On passe du plan qui protège à la ligne qui expose. Du mur plein à la transparence.

J'ai 2 amants.

Avec Piero, je suis courtisane de harem, voiles et parfums secrets, coussins profonds. Je me laisse enivrer par son vin, séduire par sa trop belle assurance de mâle du Sud et m'abandonne, oui avec plaisir, à ces désirs.

Avec Piet, je suis femme partenaire de l'amour. Il me laisse croire que nous sommes égaux dans ce jeu, mais je sais que son regard sur moi peut être comme celui des hommes sur les prostituées du quartier rouge d'Amsterdam, ses filles presque nues dans des vitrines trop éclairées.

Il est des jours où j'aime le trouble du voile, et d'autres où je préfère les lignes du string.

J'ai 2 amours.

Piet me dit qu'il m'aime. Il souhaite que nous fondions une famille, nous aurions 2 beaux enfants, un petit chien et une Volvo break. Tout est clair dans sa tête. Et pourtant, quelquefois, je vois dans ses yeux un peu de trouble. Et je pense à ses cousins calvinistes, chez qui tout est transparent, tout est selon la bible et ses préceptes, mais dont je n'arrive jamais à croiser le regard.

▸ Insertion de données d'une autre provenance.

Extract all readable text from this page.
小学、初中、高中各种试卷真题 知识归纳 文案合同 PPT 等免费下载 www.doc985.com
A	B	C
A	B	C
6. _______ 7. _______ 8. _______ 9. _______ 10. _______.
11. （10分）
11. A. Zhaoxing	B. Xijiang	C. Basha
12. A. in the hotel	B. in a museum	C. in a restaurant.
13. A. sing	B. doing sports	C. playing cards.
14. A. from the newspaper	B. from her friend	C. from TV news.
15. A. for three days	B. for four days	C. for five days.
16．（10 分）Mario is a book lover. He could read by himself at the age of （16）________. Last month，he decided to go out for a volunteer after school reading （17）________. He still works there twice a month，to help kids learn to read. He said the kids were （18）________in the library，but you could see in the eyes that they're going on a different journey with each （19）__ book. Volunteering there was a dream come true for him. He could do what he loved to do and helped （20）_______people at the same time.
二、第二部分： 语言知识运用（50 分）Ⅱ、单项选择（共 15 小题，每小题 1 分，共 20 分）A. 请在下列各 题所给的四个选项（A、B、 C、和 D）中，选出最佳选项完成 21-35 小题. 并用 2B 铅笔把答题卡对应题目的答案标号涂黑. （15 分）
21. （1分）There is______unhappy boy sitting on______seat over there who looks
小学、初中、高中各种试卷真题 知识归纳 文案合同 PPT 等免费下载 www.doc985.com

La ligne de vie qu'il me propose, toute droite en apparence n'a t'elle pas des courbures cachées, ou une turbulence à venir comme le sillage d'un avion. Si bien sûr, cette vie là est comme l'intérieur de la maison dans un tableau de Vermeer, la fenêtre est ouverte, tout est rangé, ciré, les personnages à leur place et à leur ouvrage et pourtant il traîne une lettre, un papillon y volette....

Piero me jure de son amour. Nous aurons une belle famille, pleine d'enfants et de rires. Il aura son Alfa Romeo et sera reconnu dans son métier. Et moi je serai maitresse dans la maison, et respectée dans le village. J'aurai de belles robes, et Piero sera fier de notre famille, de nos réceptions et de mes activités bénévoles. L'avenir qu'il me propose, je le vois comme au théâtre, avec de la Comédia lorsque nous parlerons de sa maitresse ou peut-être de mes amants, et de troubles clairs obscurs comme dans un tableau du Caravage lorsque la souffrance arrivera. Oui du théatral, voile du rideau encore, du Roman ces Italiens ne sont ils pas passés directement au Baroque?

Mais quelque soit celui que je choisis, je sais qu'un soir je me retrouverai seule, face à moi-même.

Plan, ligne, à la fin il n'y aura plus qu'un point. Comme le regard d'un portrait, de Rembrandt ou de Raphaël, peu importe. Point.